KT0406: Data Validation
Data validation checks whether information is accurate, complete, and acceptable before processing.
Validation is important because incorrect data may cause workflow failures or inaccurate outputs.
Examples of validation checks include:
| Validation Type | Example |
|---|---|
| Required Field | Email address cannot be blank |
| Numeric Validation | Amount must contain numbers |
| Date Validation | Date format must be correct |
| Length Validation | ID number must contain required digits |
Validation improves:
- Workflow reliability
- Data accuracy
- Process consistency
- Error reduction
Automation workflows often validate data before continuing processing.
KT0407: Data Formatting and Conversion
Data formatting changes the appearance or structure of information.
Examples include:
- Formatting dates
- Converting currencies
- Adjusting decimal places
- Changing text case
Example:
| Original Value | Formatted Value |
|---|---|
| 2026/05/20 | 20 May 2026 |
| john smith | John Smith |
Data Conversion
Data conversion changes information from one type to another.
Examples include:
- Text to number
- Number to string
- Date to text
- Boolean conversion
Example:
invoice_total = int("500")
Proper formatting and conversion improve workflow compatibility and processing accuracy.
KT0408: Removing Duplicate Data
Duplicate data occurs when the same information appears multiple times.
Duplicate records may cause:
- Incorrect reporting
- Repeated processing
- Data inconsistencies
- Workflow inefficiencies
Example:
| Customer ID |
|---|
| 1001 |
| 1001 |
| 1002 |
Automation workflows may remove duplicate records before processing information.
Removing duplicates improves:
- Data quality
- Workflow efficiency
- Reporting accuracy
KT0409: Data Manipulation in Automation Workflows
Data manipulation is essential in automation because workflows continuously process information from multiple systems.
Bots may manipulate data while:
- Reading spreadsheets
- Extracting emails
- Processing invoices
- Updating databases
- Generating reports
- Handling customer information
Example workflow:
- Read invoice spreadsheet
- Remove duplicates
- Validate invoice amounts
- Filter unpaid invoices
- Sort invoices by date
- Generate report
Without data manipulation, automation workflows would not be able to process business information effectively.

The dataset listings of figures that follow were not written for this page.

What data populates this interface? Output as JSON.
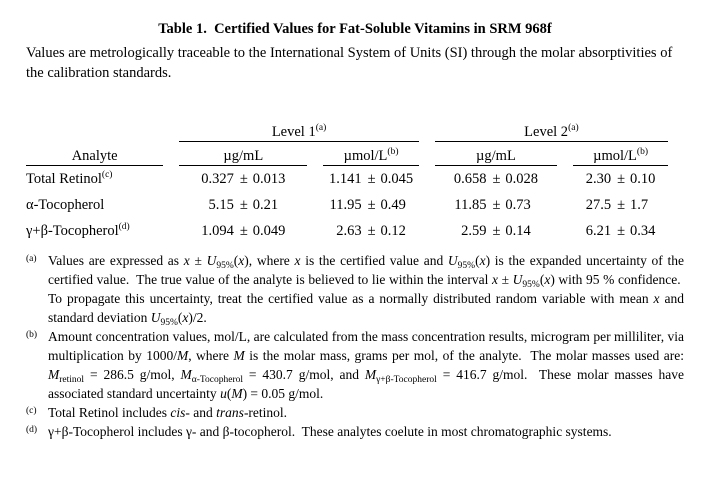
{
  "title": "Table 1.  Certified Values for Fat-Soluble Vitamins in SRM 968f",
  "subtitle": "Values are metrologically traceable to the International System of Units (SI) through the molar absorptivities of the calibration standards.",
  "table": {
    "plus_minus": "±",
    "spanners": [
      {
        "label": "Level 1",
        "marker": "(a)"
      },
      {
        "label": "Level 2",
        "marker": "(a)"
      }
    ],
    "columns": [
      {
        "label": "Analyte",
        "marker": ""
      },
      {
        "label": "µg/mL",
        "marker": ""
      },
      {
        "label": "µmol/L",
        "marker": "(b)"
      },
      {
        "label": "µg/mL",
        "marker": ""
      },
      {
        "label": "µmol/L",
        "marker": "(b)"
      }
    ],
    "rows": [
      {
        "analyte": "Total Retinol",
        "marker": "(c)",
        "values": [
          {
            "v": "0.327",
            "u": "0.013"
          },
          {
            "v": "1.141",
            "u": "0.045"
          },
          {
            "v": "0.658",
            "u": "0.028"
          },
          {
            "v": "2.30",
            "u": "0.10"
          }
        ]
      },
      {
        "analyte": "α-Tocopherol",
        "marker": "",
        "values": [
          {
            "v": "5.15",
            "u": "0.21"
          },
          {
            "v": "11.95",
            "u": "0.49"
          },
          {
            "v": "11.85",
            "u": "0.73"
          },
          {
            "v": "27.5",
            "u": "1.7"
          }
        ]
      },
      {
        "analyte": "γ+β-Tocopherol",
        "marker": "(d)",
        "values": [
          {
            "v": "1.094",
            "u": "0.049"
          },
          {
            "v": "2.63",
            "u": "0.12"
          },
          {
            "v": "2.59",
            "u": "0.14"
          },
          {
            "v": "6.21",
            "u": "0.34"
          }
        ]
      }
    ]
  },
  "footnotes": [
    {
      "marker": "(a)",
      "segments": [
        {
          "t": "Values are expressed as "
        },
        {
          "t": "x",
          "s": "i"
        },
        {
          "t": " ± "
        },
        {
          "t": "U",
          "s": "i"
        },
        {
          "t": "95%",
          "s": "sub"
        },
        {
          "t": "("
        },
        {
          "t": "x",
          "s": "i"
        },
        {
          "t": "), where "
        },
        {
          "t": "x",
          "s": "i"
        },
        {
          "t": " is the certified value and "
        },
        {
          "t": "U",
          "s": "i"
        },
        {
          "t": "95%",
          "s": "sub"
        },
        {
          "t": "("
        },
        {
          "t": "x",
          "s": "i"
        },
        {
          "t": ") is the expanded uncertainty of the certified value.  The true value of the analyte is believed to lie within the interval "
        },
        {
          "t": "x",
          "s": "i"
        },
        {
          "t": " ± "
        },
        {
          "t": "U",
          "s": "i"
        },
        {
          "t": "95%",
          "s": "sub"
        },
        {
          "t": "("
        },
        {
          "t": "x",
          "s": "i"
        },
        {
          "t": ") with 95 % confidence.  To propagate this uncertainty, treat the certified value as a normally distributed random variable with mean "
        },
        {
          "t": "x",
          "s": "i"
        },
        {
          "t": " and standard deviation "
        },
        {
          "t": "U",
          "s": "i"
        },
        {
          "t": "95%",
          "s": "sub"
        },
        {
          "t": "("
        },
        {
          "t": "x",
          "s": "i"
        },
        {
          "t": ")/2."
        }
      ]
    },
    {
      "marker": "(b)",
      "segments": [
        {
          "t": "Amount concentration values, mol/L, are calculated from the mass concentration results, microgram per milliliter, via multiplication by 1000/"
        },
        {
          "t": "M",
          "s": "i"
        },
        {
          "t": ", where "
        },
        {
          "t": "M",
          "s": "i"
        },
        {
          "t": " is the molar mass, grams per mol, of the analyte.  The molar masses used are: "
        },
        {
          "t": "M",
          "s": "i"
        },
        {
          "t": "retinol",
          "s": "sub"
        },
        {
          "t": " = 286.5 g/mol, "
        },
        {
          "t": "M",
          "s": "i"
        },
        {
          "t": "α-Tocopherol",
          "s": "sub"
        },
        {
          "t": " = 430.7 g/mol, and "
        },
        {
          "t": "M",
          "s": "i"
        },
        {
          "t": "γ+β-Tocopherol",
          "s": "sub"
        },
        {
          "t": " = 416.7 g/mol.  These molar masses have associated standard uncertainty "
        },
        {
          "t": "u",
          "s": "i"
        },
        {
          "t": "("
        },
        {
          "t": "M",
          "s": "i"
        },
        {
          "t": ") = 0.05 g/mol."
        }
      ]
    },
    {
      "marker": "(c)",
      "segments": [
        {
          "t": "Total Retinol includes "
        },
        {
          "t": "cis-",
          "s": "i"
        },
        {
          "t": " and "
        },
        {
          "t": "trans",
          "s": "i"
        },
        {
          "t": "-retinol."
        }
      ]
    },
    {
      "marker": "(d)",
      "segments": [
        {
          "t": "γ+β-Tocopherol includes γ- and β-tocopherol.  These analytes coelute in most chromatographic systems."
        }
      ]
    }
  ]
}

KT0410: Best Practices for Data Manipulation
Good data handling practices improve workflow reliability and maintainability.
Best practices include:
Validate Data Before Processing
Workflows should check information before using it.
Use Consistent Formatting
Data should follow standard formats throughout workflows.
Remove Duplicate Records
Duplicate information should be identified and removed.
Handle Exceptions Properly
Workflows should manage missing or invalid information safely.

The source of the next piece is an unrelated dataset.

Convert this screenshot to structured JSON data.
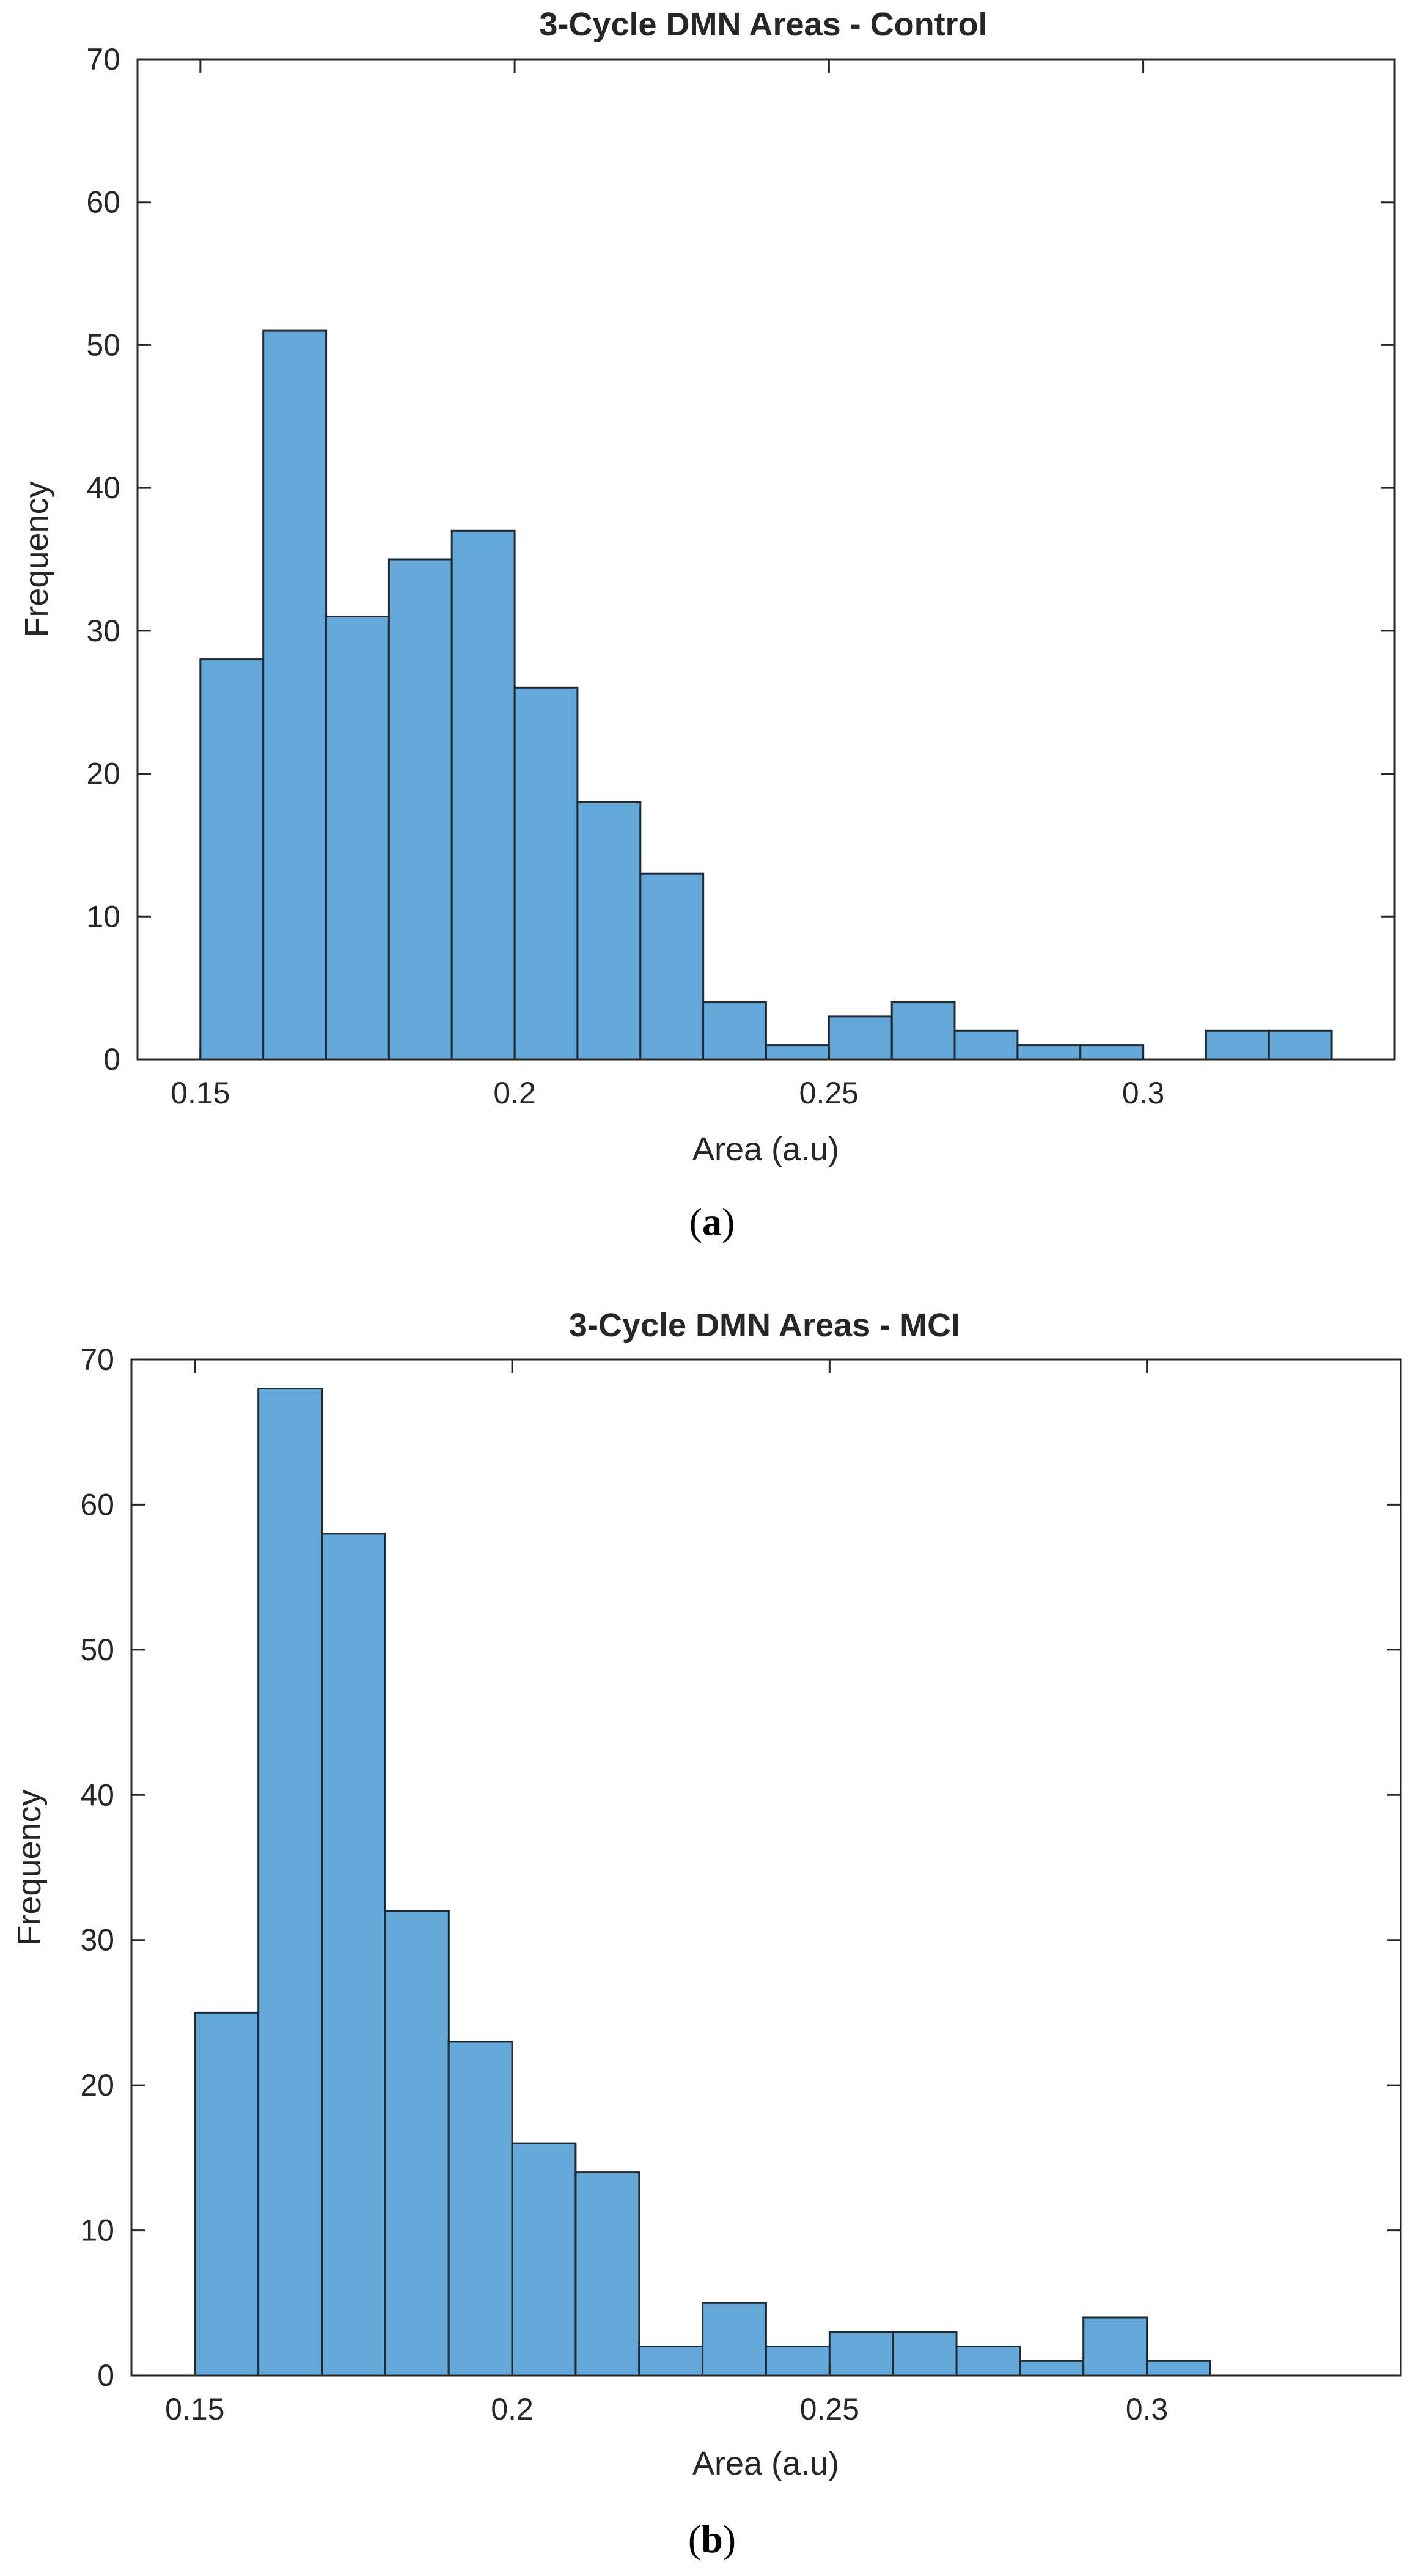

Use Meaningful Variable Names
Variables and collections should have clear descriptive names.
Protect Sensitive Information
Sensitive data should be handled securely and according to organisational policies.

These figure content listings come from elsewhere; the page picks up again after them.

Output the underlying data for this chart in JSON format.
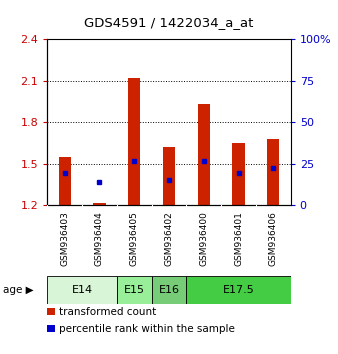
{
  "title": "GDS4591 / 1422034_a_at",
  "samples": [
    "GSM936403",
    "GSM936404",
    "GSM936405",
    "GSM936402",
    "GSM936400",
    "GSM936401",
    "GSM936406"
  ],
  "red_values": [
    1.55,
    1.22,
    2.12,
    1.62,
    1.93,
    1.65,
    1.68
  ],
  "blue_values": [
    1.43,
    1.37,
    1.52,
    1.38,
    1.52,
    1.43,
    1.47
  ],
  "age_groups": [
    {
      "label": "E14",
      "start": 0,
      "end": 1,
      "color": "#d8f5d8"
    },
    {
      "label": "E15",
      "start": 2,
      "end": 2,
      "color": "#aaeaaa"
    },
    {
      "label": "E16",
      "start": 3,
      "end": 3,
      "color": "#88cc88"
    },
    {
      "label": "E17.5",
      "start": 4,
      "end": 6,
      "color": "#44cc44"
    }
  ],
  "ylim": [
    1.2,
    2.4
  ],
  "y_left_ticks": [
    1.2,
    1.5,
    1.8,
    2.1,
    2.4
  ],
  "y_right_ticks": [
    0,
    25,
    50,
    75,
    100
  ],
  "bar_color": "#cc2200",
  "marker_color": "#0000cc",
  "bar_width": 0.35,
  "legend_red_label": "transformed count",
  "legend_blue_label": "percentile rank within the sample",
  "sample_area_color": "#d0d0d0",
  "plot_bg_color": "#ffffff",
  "left_tick_color": "#cc0000",
  "right_tick_color": "#0000cc"
}
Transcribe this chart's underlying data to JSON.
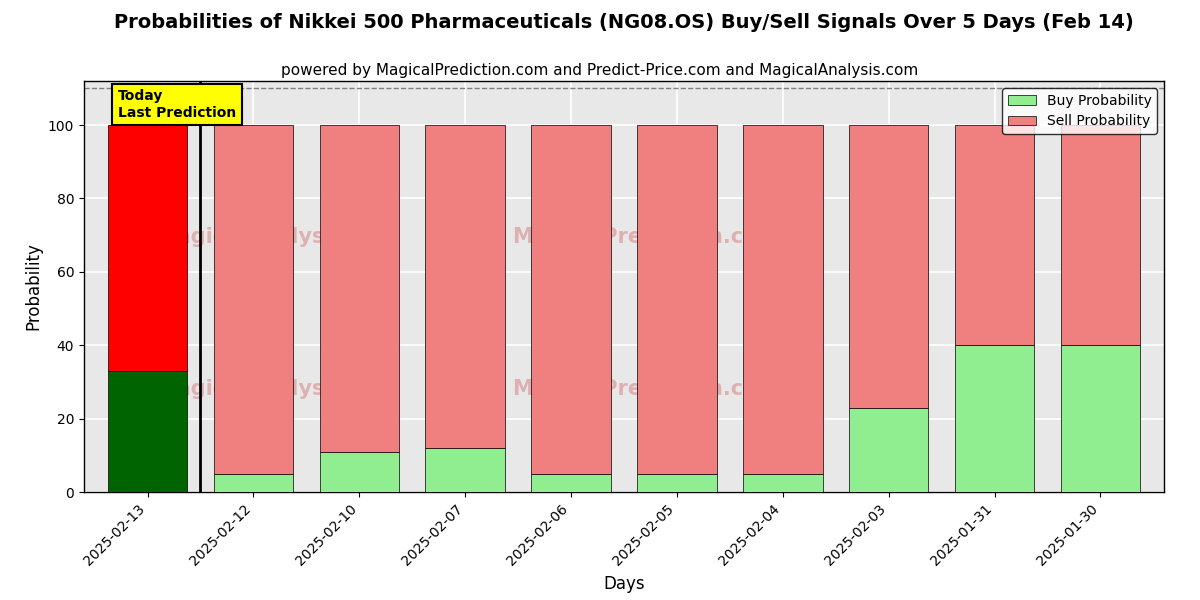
{
  "title": "Probabilities of Nikkei 500 Pharmaceuticals (NG08.OS) Buy/Sell Signals Over 5 Days (Feb 14)",
  "subtitle": "powered by MagicalPrediction.com and Predict-Price.com and MagicalAnalysis.com",
  "xlabel": "Days",
  "ylabel": "Probability",
  "categories": [
    "2025-02-13",
    "2025-02-12",
    "2025-02-10",
    "2025-02-07",
    "2025-02-06",
    "2025-02-05",
    "2025-02-04",
    "2025-02-03",
    "2025-01-31",
    "2025-01-30"
  ],
  "buy_values": [
    33,
    5,
    11,
    12,
    5,
    5,
    5,
    23,
    40,
    40
  ],
  "sell_values": [
    67,
    95,
    89,
    88,
    95,
    95,
    95,
    77,
    60,
    60
  ],
  "buy_colors": [
    "#006400",
    "#90EE90",
    "#90EE90",
    "#90EE90",
    "#90EE90",
    "#90EE90",
    "#90EE90",
    "#90EE90",
    "#90EE90",
    "#90EE90"
  ],
  "sell_colors": [
    "#FF0000",
    "#F08080",
    "#F08080",
    "#F08080",
    "#F08080",
    "#F08080",
    "#F08080",
    "#F08080",
    "#F08080",
    "#F08080"
  ],
  "today_box_color": "#FFFF00",
  "today_text": "Today\nLast Prediction",
  "legend_buy_color": "#90EE90",
  "legend_sell_color": "#F08080",
  "ylim": [
    0,
    112
  ],
  "yticks": [
    0,
    20,
    40,
    60,
    80,
    100
  ],
  "dashed_line_y": 110,
  "background_color": "#e8e8e8",
  "grid_color": "#ffffff",
  "bar_width": 0.75,
  "title_fontsize": 14,
  "subtitle_fontsize": 11,
  "axis_label_fontsize": 12,
  "tick_fontsize": 10
}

Good data manipulation practices improve workflow quality and operational efficiency.
Data Manipulation in RPA Environments
In RPA environments, bots interact with large amounts of information across multiple systems.
Data manipulation allows workflows to:
- Organise information
- Transform data formats
- Validate business data
- Generate accurate outputs
- Support automation decisions
Efficient data manipulation is essential for successful automation projects and reliable business operations.
Key Notes
- Data manipulation involves processing and transforming information.
- Data tables organise information into rows and columns.
- Collections and lists store groups of related values.
- Filtering selects records based on conditions.
- Sorting arranges information in a specific order.
- Data validation checks information accuracy and completeness.
- Formatting and conversion improve workflow compatibility.
- Removing duplicates improves data quality and reporting accuracy.
- Good data manipulation practices improve automation reliability and efficiency.